A couple weeks ago my DSL modem broke. No big deal, right? I contacted my landlord, who put in a request with the local Internet Service Provider to get me a new one. My request is still lost somewhere in the bureaucracy, so I’ve had to go hunting around my neighborhood to use the Internet. It’s been an incredible nuisance, but it’s also given me an opportunity to expand my knowledge of the cyber dark arts.
The more I learn about this stuff, the scarier the world is. Most people have no idea how vulnerable they are. I only know a little about networking and hacking, but I am seeing chinks in the armor everywhere I look. It’s a good thing I’m one of the good guys.
From my living room I can access three unsecured wireless access points. The owners of these hotspots probably don’t know how to set up their routers, and don’t realize that almost everything they do online is transmitted cleartext. Even a mildly talented hacker can “sniff” this out of the air. Even worse, two of these routers are still in their default configuration. By typing in a specific IP address, anyone logged onto their network can access the router’s configuration pages, logs, etc. This information is supposed to be protected by a username and password, but these neighbors still have the default username/password. I knew one combo, because the router was the same brand as mine (and it was boldly advertised in the network’s SSID). I was able to look up the other username/combo on Google in about five seconds. I accessed both router configuration pages just to see if I could.
Because I’m not really a hacker, I just logged back out. But if I wanted to, I could have wreaked all kinds of mischief on these users. I could have set up a WEP or WPA password, effectively locking the user out of his or her own network. I could have set up remote access, allowing myself an entrance from anywhere on the net. I could have accessed logs. I probably could have tinkered with DNS settings, and steer the clueless user to fake versions of real web pages and harvest personal information like usernames and passwords. And if I wanted to, I could read the e-mails and instant messages passing through these networks. And all of this is just from my living room.

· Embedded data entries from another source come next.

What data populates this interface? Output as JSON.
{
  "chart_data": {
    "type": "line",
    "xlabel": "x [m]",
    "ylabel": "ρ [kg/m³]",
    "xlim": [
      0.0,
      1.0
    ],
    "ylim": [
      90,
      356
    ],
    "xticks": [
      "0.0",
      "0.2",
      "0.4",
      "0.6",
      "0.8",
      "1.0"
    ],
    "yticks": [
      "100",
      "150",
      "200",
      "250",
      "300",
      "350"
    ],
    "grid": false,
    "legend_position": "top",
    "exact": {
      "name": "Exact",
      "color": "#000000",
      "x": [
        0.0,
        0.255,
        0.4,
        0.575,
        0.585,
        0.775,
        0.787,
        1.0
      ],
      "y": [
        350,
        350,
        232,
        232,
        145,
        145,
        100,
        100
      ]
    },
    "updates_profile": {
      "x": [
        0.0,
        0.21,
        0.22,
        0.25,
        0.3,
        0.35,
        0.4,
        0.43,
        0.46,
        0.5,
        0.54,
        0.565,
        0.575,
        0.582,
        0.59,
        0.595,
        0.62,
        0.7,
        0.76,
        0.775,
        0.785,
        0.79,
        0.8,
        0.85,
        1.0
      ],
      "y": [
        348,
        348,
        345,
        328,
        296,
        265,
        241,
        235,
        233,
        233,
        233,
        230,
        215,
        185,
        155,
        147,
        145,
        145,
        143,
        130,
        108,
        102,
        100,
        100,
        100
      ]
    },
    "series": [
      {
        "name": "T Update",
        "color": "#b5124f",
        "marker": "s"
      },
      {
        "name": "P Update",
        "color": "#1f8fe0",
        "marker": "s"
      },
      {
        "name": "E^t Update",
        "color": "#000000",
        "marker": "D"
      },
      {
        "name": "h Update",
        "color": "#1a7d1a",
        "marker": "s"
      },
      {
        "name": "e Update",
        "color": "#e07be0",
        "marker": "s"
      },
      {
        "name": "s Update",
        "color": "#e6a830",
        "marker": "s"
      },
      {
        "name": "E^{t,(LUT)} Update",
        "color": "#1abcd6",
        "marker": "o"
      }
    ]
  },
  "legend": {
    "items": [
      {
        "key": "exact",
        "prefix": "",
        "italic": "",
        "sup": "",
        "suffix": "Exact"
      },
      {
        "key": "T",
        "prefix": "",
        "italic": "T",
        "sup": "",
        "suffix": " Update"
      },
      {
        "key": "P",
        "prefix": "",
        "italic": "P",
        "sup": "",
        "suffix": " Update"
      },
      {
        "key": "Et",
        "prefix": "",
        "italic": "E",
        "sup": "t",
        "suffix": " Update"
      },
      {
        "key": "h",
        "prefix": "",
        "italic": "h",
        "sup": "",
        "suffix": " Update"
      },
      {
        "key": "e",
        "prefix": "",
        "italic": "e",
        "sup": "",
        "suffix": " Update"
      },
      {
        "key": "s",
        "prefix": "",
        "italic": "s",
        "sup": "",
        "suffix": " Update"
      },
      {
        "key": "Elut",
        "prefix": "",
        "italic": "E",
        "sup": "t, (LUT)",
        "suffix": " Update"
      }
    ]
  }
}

I repeated this experiment at my local Starbucks. The modem there is also in its default configuration. A hacker there could do a lot of damage to a lot of people.
The flip side of this scary knowledge is my own vulnerability. Until recently, I never realized how exposed I was at a coffee shop, airport, or other public wifi access point. Now I know: almost everything I do on the Internet at a public wifi hotspot can be “sniffed.” All it takes is the right kind of wifi card and a free open source software program that you can download in about two minutes. I thought I would give this a try, so I downloaded the program and did some snooping–on myself. I let the program run in the background while I did my usual activities on the web like read blogs and e-mails. When I was done, I saved the “sniffed” data and began to parse it. It took some time to find my way around the raw data, but I eventually found and reconstructed the HTML for all the websites I visited. I could see all the web addresses and read all the blog posts.
My personal e-mail address is secure (any data passing through a web page beginning with https:// is encrypted), but I use Outlook and a special e-mail address to participate in a national security e-mail discussion group. I was alarmed to see that Outlook downloaded all these messages as cleartext. Even worse, Outlook passed my e-mail address AND PASSWORD cleartext to the mail server. Anyone who captured this would have indefinite access to my e-mail and to sensitive national security discussions. I’m a reasonably computer savvy guy, but it never occurred to me that Outlook would not be connecting securely to my email. Figuring out how to configure that is at the top of my todo list.
It gets worse. I mentioned that two of the three unsecured networks near my living room were unsecured. The third router had a different password, but that made me suspicious. If the user knew how to change his password, why was it unsecured? What was to stop a hacker from setting up an unsecured hotspot to lure in clueless surfers, then capturing their data? After tinkering around on the network for a while, I opened up my firewall and reviewed the log. Sure enough, another computer on the network was running port scans on my computer. In other words, a hacker was walking down a long hallway, trying each doorknob to see if anything was unlocked. He was looking for a way into my computer.
I’ll never use an unsecured hotspot the same way. Anyone with a home network should use WEP or WPA to secure the hotspot with the password. Of course, WEP has its own problems–using another free software tool, any marginally talented hacker can crack a WEP password in about five minutes. That will be my next challenge when I have the time: trying to break into my own network.